Methods: A general linear model was used to analyze differences of age, albumin, creatinine, blood urea nitrogen (BUN), and hematocrit; categorical data analysis to evaluate body mass index (BMI), grouped into four categories: < 19, 19-25 (< 25), 25-30 (< 30), and 30+; and logistic regression to assess the likelihood of initiating PD versus HD. Diabetics (DM) were analyzed separately from non-diabetics (NDM). Explanatory variables in the logistic regression included incidence year, race, gender, age, BMI, albumin, creatinine, BUN, and hematocrit. Race included white and black. Age was categorized into four groups: 20-44, 45-64, 65-74, and 75+.
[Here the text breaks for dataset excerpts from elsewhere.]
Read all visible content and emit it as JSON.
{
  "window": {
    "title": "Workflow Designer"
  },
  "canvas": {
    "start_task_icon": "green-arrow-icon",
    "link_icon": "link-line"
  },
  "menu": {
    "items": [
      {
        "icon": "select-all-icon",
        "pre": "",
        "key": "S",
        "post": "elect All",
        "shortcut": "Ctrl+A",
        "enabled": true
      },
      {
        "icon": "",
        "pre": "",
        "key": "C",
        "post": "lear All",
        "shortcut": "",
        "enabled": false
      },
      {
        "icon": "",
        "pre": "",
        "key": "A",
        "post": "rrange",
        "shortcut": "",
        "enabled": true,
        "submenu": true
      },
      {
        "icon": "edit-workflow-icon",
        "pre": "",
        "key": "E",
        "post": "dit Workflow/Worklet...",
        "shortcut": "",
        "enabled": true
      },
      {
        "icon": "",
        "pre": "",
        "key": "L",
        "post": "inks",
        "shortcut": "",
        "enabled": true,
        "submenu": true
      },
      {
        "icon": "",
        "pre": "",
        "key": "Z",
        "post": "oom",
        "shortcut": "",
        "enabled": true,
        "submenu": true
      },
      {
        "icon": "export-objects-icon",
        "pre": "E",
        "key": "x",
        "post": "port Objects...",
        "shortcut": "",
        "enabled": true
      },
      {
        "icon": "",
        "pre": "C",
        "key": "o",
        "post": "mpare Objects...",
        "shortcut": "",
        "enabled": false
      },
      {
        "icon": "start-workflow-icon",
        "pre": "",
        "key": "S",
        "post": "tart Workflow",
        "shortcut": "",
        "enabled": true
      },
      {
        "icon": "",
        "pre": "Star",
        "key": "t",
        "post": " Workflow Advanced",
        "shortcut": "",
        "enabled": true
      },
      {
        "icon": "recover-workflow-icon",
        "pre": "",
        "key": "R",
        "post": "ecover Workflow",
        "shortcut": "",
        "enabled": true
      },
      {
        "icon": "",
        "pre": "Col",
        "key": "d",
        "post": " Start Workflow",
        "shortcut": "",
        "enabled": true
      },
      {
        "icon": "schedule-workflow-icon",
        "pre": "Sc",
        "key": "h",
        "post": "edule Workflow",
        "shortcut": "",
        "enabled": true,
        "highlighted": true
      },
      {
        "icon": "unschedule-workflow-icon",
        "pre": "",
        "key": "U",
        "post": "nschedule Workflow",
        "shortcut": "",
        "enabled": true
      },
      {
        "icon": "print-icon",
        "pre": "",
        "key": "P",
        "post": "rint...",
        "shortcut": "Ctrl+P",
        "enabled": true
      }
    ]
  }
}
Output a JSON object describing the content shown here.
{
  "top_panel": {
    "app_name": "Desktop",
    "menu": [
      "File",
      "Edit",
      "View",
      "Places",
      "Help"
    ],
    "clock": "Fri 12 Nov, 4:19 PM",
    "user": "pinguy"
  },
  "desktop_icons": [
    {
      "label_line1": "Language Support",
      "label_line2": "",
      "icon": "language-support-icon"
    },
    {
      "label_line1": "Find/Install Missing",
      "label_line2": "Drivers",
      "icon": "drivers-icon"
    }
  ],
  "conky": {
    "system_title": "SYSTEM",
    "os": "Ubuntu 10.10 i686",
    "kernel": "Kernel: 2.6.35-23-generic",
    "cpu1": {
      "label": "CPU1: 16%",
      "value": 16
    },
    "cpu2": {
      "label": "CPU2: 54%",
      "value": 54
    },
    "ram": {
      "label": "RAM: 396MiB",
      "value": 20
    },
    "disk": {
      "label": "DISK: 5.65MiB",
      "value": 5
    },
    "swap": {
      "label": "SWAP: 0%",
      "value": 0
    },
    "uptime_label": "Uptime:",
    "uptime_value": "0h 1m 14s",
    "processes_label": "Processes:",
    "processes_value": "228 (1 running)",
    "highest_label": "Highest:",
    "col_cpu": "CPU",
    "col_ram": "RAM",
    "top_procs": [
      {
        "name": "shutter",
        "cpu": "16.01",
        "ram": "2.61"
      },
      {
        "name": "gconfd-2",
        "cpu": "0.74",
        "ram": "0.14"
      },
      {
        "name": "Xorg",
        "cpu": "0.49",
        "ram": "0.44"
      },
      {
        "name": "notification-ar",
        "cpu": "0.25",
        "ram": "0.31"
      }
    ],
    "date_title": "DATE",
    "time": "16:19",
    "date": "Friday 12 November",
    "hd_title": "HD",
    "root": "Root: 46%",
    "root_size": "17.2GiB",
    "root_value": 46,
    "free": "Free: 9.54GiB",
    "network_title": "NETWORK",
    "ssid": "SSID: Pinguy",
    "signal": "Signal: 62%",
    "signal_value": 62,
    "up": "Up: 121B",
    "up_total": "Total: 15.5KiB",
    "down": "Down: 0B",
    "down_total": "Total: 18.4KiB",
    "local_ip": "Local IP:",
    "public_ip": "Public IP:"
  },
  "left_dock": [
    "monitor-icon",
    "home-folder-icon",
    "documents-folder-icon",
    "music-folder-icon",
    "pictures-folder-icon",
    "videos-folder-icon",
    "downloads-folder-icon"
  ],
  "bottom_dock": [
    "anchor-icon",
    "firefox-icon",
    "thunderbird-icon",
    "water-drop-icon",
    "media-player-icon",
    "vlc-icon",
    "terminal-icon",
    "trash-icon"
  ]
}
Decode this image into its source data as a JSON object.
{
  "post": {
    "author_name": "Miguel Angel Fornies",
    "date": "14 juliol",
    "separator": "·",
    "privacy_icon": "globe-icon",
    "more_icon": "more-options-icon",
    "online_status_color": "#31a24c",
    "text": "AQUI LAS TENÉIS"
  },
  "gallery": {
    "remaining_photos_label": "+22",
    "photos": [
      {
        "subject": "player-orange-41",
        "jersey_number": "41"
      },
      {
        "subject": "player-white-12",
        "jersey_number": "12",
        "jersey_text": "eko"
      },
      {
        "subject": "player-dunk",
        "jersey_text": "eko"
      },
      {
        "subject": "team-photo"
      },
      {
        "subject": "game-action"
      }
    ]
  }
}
Results: At the initiation of dialysis PD patients were approximately 6 years younger (P < 0.0001) than HD patients. PD patients also had higher (P < 0.0001) albumin (+0.35 g/dL for DM and +0.23 g/dL for NDM) and hematocrit (+1.64% for DM and +1.71% for NDM) levels, and lower (P < 0.04) BUN (-8.75 mg/dL for DM and -5.24 mg/dL for NDM) and creatinine (-0.51 mg/dL for DM and -0.23 mg/dL for NDM) levels than HD patients. Whites had a higher (P < 0.0001) likelihood of starting PD than blacks, and patients with BMI <19 had a lower (P < 0.0001) chance of beginning on PD.
Conclusion: PD patients had favorable clinical conditions at the initiation of dialysis, which should be taken into consideration when comparing dialysis outcomes between the two modalities.